Department of Ophthalmology, University of Iowa, Iowa City.
Department of Ophthalmic Oncology, Cole Eye Institute, Cleveland Clinic, Cleveland, Ohio.
JAMA Ophthalmol. 2022 Sep 1;140(9):847-854. doi: 10.1001/jamaophthalmol.2022.2623.
Accuracy of the predicted metastasis-free survival (MFS) by a commercially available gene expression profiling (GEP) test is not known.
To compare the predicted MFS with the observed MFS in patients in this cohort and with those in published studies (published MFS, meta-analysis).
DESIGN, SETTING, AND PARTICIPANTS: This cohort study included consecutive patients from the University of Iowa and Cleveland Clinic who were diagnosed with uveal melanoma who underwent prognostic fine-needle aspiration biopsy at the time of primary treatment. Patients were recruited from December 2012 to December 2020. The predicted MFS for patients was extracted from the GEP report. The observed MFS was defined as time to metastasis. Cox proportional hazards models were fit to identify tumor variables impacting MFS in patients with class 2 tumors. The overall estimate of the published MFS was obtained by performing meta-analysis of data from published series. Analysis took place in August 2021.
MFS.
There were 92 patients from the University of Iowa and 255 patients from the Cleveland Clinic. The mean (SD) age at diagnosis was 59.4 (13.0) years. The median (IQR) follow-up interval was 38.0 (19.0-57.0) months. The observed MFS for patients with class 2 tumor in this cohort (3 years: 67% [95% CI, 59%-77%]; 5 years: 47% [95% CI, 37%-61%]) and in published studies (3 years: 62% [95% CI, 57%-66%]; 5 years: 40% [95% CI, 34%-46%]) were better than those predicted (50% and 28% for 3 and 5 years, respectively). Within patients with class 2 tumor, those with metastasis had larger tumors compared with nonmetastatic tumors (mean largest basal diameter difference, 1.7 [95% CI, 0.5-3.0] mm; P = .01; mean thickness ratio, 1.3 [95% CI, 1.04-1.5]; P = .01, respectively). An increasing tumor size was significantly associated with increased hazard ratio (1.16 [95% CI, 1.06-1.27]; P < .001) of metastasis.

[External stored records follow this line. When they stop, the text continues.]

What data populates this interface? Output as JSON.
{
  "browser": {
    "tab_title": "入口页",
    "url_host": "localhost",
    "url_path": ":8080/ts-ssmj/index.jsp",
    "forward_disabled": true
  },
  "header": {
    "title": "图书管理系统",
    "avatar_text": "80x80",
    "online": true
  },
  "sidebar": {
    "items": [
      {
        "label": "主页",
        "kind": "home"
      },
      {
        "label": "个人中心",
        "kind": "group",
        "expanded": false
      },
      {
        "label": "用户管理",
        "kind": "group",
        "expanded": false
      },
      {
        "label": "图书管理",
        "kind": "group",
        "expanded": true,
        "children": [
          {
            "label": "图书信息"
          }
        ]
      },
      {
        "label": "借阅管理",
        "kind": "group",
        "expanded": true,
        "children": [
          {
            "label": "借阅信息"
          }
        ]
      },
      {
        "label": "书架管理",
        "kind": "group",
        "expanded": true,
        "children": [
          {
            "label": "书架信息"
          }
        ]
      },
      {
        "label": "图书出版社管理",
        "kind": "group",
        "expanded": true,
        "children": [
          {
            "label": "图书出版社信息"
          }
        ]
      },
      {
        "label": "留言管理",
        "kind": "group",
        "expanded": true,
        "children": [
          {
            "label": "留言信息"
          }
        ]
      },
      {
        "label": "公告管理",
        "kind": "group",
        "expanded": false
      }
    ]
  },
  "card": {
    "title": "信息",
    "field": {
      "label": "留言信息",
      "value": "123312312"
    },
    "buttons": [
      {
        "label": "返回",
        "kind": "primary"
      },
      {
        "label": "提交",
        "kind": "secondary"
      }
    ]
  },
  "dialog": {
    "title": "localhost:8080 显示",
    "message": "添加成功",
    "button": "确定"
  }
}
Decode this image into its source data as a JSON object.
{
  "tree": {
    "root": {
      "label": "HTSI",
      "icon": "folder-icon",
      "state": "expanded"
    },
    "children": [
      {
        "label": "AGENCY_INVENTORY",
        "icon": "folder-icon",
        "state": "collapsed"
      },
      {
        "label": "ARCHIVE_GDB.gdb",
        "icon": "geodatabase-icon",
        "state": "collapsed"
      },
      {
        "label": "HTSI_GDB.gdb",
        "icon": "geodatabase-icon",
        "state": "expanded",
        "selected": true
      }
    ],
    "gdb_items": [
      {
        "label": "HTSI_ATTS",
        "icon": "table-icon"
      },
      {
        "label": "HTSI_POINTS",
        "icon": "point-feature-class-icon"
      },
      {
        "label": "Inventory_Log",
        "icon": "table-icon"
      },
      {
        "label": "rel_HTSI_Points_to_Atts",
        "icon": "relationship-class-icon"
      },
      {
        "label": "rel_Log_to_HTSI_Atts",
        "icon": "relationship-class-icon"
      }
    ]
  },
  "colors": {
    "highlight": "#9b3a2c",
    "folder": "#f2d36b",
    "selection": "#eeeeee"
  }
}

These findings suggest the predicted MFS for metastatic tumors (class 2) appears to be worse than that observed here and reported by others. Incorporation of tumor size in the prediction model may enhance its accuracy. Adjuvant therapy trials may not be able to rely on predicted MFS to calculate efficacy with a high degree of confidence.
商业可用基因表达谱(GEP)测试预测无转移生存(MFS)的准确性尚不清楚。
在本队列患者中比较预测的 MFS 与观察到的 MFS,并与已发表的研究(已发表的 MFS,荟萃分析)进行比较。
设计、地点和参与者:这项队列研究纳入了在爱荷华大学和克利夫兰诊所接受治疗的连续诊断为葡萄膜黑色素瘤的患者,他们在原发性治疗时接受了预后细针抽吸活检。患者于 2012 年 12 月至 2020 年 12 月间招募。从 GEP 报告中提取了患者的预测 MFS。观察到的 MFS 定义为转移时间。使用 Cox 比例风险模型确定 2 类肿瘤患者影响 MFS 的肿瘤变量。通过对已发表系列数据进行荟萃分析获得了总体估计的已发表 MFS。分析于 2021 年 8 月进行。
MFS。
队列中有 92 名来自爱荷华大学的患者和 255 名来自克利夫兰诊所的患者。诊断时的平均(SD)年龄为 59.4(13.0)岁。中位(IQR)随访间隔为 38.0(19.0-57.0)个月。本队列中 2 类肿瘤患者的观察到的 MFS(3 年:67%[95%CI,59%-77%];5 年:47%[95%CI,37%-61%])和发表的研究(3 年:62%[95%CI,57%-66%];5 年:40%[95%CI,34%-46%])均优于预测值(分别为 50%和 28%,3 年和 5 年)。在 2 类肿瘤患者中,转移性肿瘤的肿瘤直径明显大于非转移性肿瘤(最大基底直径差异的平均值,1.7[95%CI,0.5-3.0]mm;P = .01;平均厚度比,1.3[95%CI,1.04-1.5];P = .01)。肿瘤大小的增加与转移的风险比(HR)显著相关(1.16[95%CI,1.06-1.27];P < .001)。
这些发现表明,转移性肿瘤(2 类)的预测 MFS 似乎比这里观察到的和其他人报告的更差。在预测模型中纳入肿瘤大小可能会提高其准确性。辅助治疗试验可能无法依靠预测的 MFS 来计算疗效,因为置信度很高。